En la década de los 2010 se empezaron a publicar informes de derechos humanos al respecto del tratamiento médico a personas intersex y esa ha sido la base para la legislación autonómica o estatal sobre la materia, que se ha incluido en las leyes trans y/o LGTBI+, explica Nuria Gregori, la autora de Intersexualidades. La antropóloga cree que las recomendaciones internacionales se han aplicado a España “sin aterrizarlas o contextualizarlas” y las normas actuales están demasiado centradas en personas intersex con genitales que no entran en el imaginario de pene o vulva a quienes se somete a cirugías tempranas.
“Han creado una historia única de lo que es ser intersex”, declara. Por ello, lo más efectivo sería enumerar las condiciones intersexuales en las leyes, según Gregori: “Mucha gente no se acoge a la etiqueta intersex, sino a su DSD concreta. Entonces, cabe el riesgo de que pacientes no sientan que esta ley los ampara y médicos piensen que no se les aplica”.
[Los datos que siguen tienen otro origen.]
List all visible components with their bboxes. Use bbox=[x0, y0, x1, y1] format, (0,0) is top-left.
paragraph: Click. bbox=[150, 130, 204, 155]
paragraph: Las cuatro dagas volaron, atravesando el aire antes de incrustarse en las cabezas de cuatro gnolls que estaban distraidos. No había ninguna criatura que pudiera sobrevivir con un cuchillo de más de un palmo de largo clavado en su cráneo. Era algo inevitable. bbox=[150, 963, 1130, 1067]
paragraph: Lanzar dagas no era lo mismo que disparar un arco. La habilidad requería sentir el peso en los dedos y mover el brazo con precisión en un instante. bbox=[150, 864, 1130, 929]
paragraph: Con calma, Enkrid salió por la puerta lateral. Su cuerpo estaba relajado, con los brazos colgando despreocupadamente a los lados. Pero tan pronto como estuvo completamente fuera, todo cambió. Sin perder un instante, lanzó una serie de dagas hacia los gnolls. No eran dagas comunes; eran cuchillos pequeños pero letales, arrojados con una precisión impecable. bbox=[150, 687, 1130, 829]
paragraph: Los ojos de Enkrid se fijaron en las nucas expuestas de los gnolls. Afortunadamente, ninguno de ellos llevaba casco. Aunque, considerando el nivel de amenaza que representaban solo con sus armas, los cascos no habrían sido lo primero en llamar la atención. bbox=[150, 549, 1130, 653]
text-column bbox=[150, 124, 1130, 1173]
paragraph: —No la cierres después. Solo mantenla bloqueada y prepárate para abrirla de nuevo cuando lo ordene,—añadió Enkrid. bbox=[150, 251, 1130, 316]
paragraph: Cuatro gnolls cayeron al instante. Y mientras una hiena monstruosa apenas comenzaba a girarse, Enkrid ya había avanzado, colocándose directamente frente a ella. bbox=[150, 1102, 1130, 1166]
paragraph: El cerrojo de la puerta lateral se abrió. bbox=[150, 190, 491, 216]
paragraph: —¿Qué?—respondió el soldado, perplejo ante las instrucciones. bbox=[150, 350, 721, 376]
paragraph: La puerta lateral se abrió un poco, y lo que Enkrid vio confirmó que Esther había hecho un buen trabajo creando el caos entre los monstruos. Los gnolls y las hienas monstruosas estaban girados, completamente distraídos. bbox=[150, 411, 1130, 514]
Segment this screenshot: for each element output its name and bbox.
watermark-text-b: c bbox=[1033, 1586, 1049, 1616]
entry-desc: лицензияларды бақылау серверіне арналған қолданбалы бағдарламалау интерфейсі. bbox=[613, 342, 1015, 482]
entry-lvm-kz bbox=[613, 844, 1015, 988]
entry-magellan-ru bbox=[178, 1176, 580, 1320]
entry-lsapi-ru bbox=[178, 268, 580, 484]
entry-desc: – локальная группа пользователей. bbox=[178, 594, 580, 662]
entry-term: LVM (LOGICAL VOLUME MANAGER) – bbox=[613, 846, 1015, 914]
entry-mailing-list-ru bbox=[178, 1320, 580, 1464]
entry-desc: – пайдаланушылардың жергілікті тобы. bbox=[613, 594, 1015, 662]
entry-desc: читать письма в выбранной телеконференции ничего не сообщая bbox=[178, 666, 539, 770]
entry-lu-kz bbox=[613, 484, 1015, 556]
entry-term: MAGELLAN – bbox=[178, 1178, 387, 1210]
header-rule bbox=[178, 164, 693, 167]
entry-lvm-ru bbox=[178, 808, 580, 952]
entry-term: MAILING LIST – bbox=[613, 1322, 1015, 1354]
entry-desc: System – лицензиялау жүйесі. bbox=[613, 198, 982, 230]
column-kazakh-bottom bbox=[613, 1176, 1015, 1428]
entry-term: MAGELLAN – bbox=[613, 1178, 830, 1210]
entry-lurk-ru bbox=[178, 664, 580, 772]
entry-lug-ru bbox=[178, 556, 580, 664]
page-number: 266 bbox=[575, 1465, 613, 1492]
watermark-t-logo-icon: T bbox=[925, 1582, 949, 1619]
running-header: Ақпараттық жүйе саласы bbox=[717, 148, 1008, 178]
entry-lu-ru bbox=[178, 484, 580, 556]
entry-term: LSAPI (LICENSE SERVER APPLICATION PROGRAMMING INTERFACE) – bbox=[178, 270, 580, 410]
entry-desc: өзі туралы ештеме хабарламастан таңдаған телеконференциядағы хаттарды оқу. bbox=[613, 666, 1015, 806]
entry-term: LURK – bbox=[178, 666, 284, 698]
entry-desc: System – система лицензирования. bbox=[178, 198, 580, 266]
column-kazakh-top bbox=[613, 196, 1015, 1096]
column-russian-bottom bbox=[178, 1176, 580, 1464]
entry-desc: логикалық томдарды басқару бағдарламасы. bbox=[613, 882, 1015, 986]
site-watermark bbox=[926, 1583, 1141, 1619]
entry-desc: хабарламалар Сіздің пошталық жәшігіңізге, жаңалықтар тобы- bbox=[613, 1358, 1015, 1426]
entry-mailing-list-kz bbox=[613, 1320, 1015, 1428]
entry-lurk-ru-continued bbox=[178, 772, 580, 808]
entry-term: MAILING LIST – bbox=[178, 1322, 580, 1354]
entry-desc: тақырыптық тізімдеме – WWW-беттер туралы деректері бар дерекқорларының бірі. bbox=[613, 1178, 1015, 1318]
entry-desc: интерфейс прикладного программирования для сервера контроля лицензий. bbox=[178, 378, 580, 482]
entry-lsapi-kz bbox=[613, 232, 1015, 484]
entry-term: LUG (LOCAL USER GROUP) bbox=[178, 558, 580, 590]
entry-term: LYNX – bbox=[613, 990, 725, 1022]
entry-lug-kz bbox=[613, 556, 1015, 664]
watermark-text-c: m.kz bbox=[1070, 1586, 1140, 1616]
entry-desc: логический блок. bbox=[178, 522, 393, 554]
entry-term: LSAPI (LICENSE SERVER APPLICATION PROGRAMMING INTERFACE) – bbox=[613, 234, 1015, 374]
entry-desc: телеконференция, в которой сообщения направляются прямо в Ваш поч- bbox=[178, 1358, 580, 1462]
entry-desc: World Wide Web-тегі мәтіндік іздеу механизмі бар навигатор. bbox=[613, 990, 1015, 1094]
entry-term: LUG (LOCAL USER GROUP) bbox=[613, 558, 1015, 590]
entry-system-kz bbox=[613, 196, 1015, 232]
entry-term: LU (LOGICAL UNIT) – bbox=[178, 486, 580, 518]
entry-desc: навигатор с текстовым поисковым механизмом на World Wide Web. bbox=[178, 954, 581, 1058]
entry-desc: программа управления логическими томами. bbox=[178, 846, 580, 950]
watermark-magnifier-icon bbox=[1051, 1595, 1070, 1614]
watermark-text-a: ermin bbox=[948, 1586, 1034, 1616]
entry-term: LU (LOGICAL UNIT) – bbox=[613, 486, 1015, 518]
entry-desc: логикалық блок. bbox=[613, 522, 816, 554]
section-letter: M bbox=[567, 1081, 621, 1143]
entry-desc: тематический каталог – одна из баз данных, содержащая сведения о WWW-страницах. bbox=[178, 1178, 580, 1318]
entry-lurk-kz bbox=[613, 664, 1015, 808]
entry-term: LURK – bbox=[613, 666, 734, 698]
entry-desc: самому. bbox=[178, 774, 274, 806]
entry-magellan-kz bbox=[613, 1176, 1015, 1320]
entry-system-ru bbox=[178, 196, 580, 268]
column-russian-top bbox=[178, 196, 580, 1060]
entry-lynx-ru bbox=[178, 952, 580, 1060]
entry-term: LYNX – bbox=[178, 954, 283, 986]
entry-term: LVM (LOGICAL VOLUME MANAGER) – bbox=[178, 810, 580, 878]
“Hubo prisa en incluir la I, se hizo muy rápido y sin previa reflexión”, asegura Nuria Gregori sobre la Ley Trans y LGTBI+. Para mejorarla, pide protocolos de cuidados no quirúrgicos, acompañamiento psicológico y que se enumeren las DSD en la norma para que no queden dudas sobre su ámbito de aplicación
En lo que respecta a la Ley Trans y LGTBI+, la norma estatal que prohíbe las cirugías a menores intersexuales, Gregori la califica como “muy revisable”. “Hubo prisa en incluir la I, se hizo muy rápido y sin previa reflexión”, asegura. Entre los elementos que echa en falta en esa norma, que opina que para este ámbito debería haberse coordinado con el Ministerio de Sanidad, están la elaboración de protocolos de cuidados no quirúrgicos y acompañamiento psicológico a familias para resistir las presiones sociales de intervenir genitales de bebés. Sobre el régimen sancionador, Gregori declara que en los círculos de asociacionismo intersex donde se mueve no conocen casos de que se haya utilizado la ley para demandar. “Ya veremos cuando se use para denunciar irregularidades de qué manera se aplica”, dice la antropóloga.
Ahora, según la autora de Intersexualidades, el activismo intersex debe “visibilizarse y denunciar” las malas prácticas e invitar a una reflexión sin “el sensacionalismo y el morbo de las historias de cirugías que le gusta a los medios” para “poner la complejidad y la diversidad real sobre la mesa”. “Como sociedad, debemos dejar de exigir binarismo de orientación, identidad o características sexuales porque no es representativo de la diversidad”, añade Sara.